Relativamente à qualidade da água nas albufeiras do Douro, Rui Cortes, especialista em recursos hídricos e investigador da Universidade de Trás-os-Montes e Alto Douro (UTAD), elencou uma “preocupação, especialmente nas mais próximas de Espanha”.

“É o caso de Miranda do Douro que apresenta já níveis de algas bastante consideráveis em resultado das baixas afluências de água que vêm de Espanha”, referiu.

O especialista ressalvou, no entanto, que em termos gerais há pouca informação sobre o “estado ecológico das massas de água em Portugal” e adiantou que se vai fazer, até ao final do ano, um trabalho de monitorização a nível nacional para a Agência Portuguesa do Ambiente.

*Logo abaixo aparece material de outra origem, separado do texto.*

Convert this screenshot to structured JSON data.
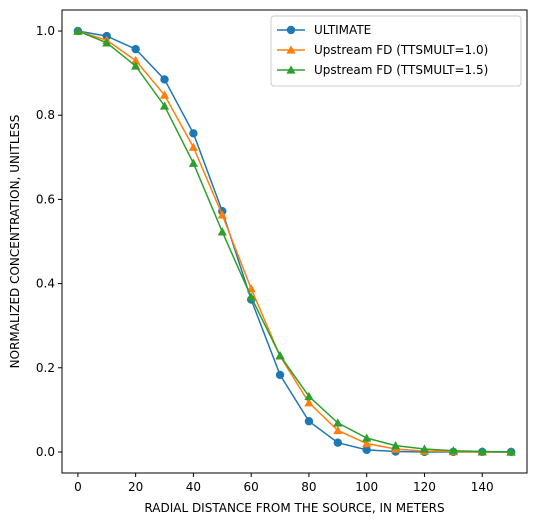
{
  "chart_data": {
    "type": "line",
    "title": "",
    "xlabel": "RADIAL DISTANCE FROM THE SOURCE, IN METERS",
    "ylabel": "NORMALIZED CONCENTRATION, UNITLESS",
    "xlim": [
      -5.5,
      155.5
    ],
    "ylim": [
      -0.05,
      1.05
    ],
    "xticks": [
      0,
      20,
      40,
      60,
      80,
      100,
      120,
      140
    ],
    "yticks": [
      0.0,
      0.2,
      0.4,
      0.6,
      0.8,
      1.0
    ],
    "xtick_labels": [
      "0",
      "20",
      "40",
      "60",
      "80",
      "100",
      "120",
      "140"
    ],
    "ytick_labels": [
      "0.0",
      "0.2",
      "0.4",
      "0.6",
      "0.8",
      "1.0"
    ],
    "grid": false,
    "legend_position": "top-right",
    "x": [
      0,
      10,
      20,
      30,
      40,
      50,
      60,
      70,
      80,
      90,
      100,
      110,
      120,
      130,
      140,
      150
    ],
    "series": [
      {
        "name": "ULTIMATE",
        "color": "#1f77b4",
        "marker": "circle",
        "values": [
          1.0,
          0.988,
          0.957,
          0.885,
          0.757,
          0.572,
          0.362,
          0.183,
          0.073,
          0.022,
          0.005,
          0.001,
          0.0,
          0.0,
          0.0,
          0.0
        ]
      },
      {
        "name": "Upstream FD (TTSMULT=1.0)",
        "color": "#ff7f0e",
        "marker": "triangle",
        "values": [
          1.0,
          0.978,
          0.93,
          0.848,
          0.724,
          0.563,
          0.388,
          0.228,
          0.117,
          0.051,
          0.02,
          0.007,
          0.002,
          0.001,
          0.0,
          0.0
        ]
      },
      {
        "name": "Upstream FD (TTSMULT=1.5)",
        "color": "#2ca02c",
        "marker": "triangle",
        "values": [
          1.0,
          0.972,
          0.917,
          0.822,
          0.686,
          0.523,
          0.368,
          0.229,
          0.132,
          0.069,
          0.033,
          0.015,
          0.007,
          0.003,
          0.001,
          0.0
        ]
      }
    ]
  }
}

“Esta monitorização, que estava prevista, coincidiu com esta situação de seca e isso vai-nos dar um retrato a nível nacional do estado das nossas massas de água”, frisou.

A chuva é muito esperada mas vai trazer também uma preocupação acrescida, devido ao arrastamento de sedimentos das áreas ardidas para as linhas de água e à erosão.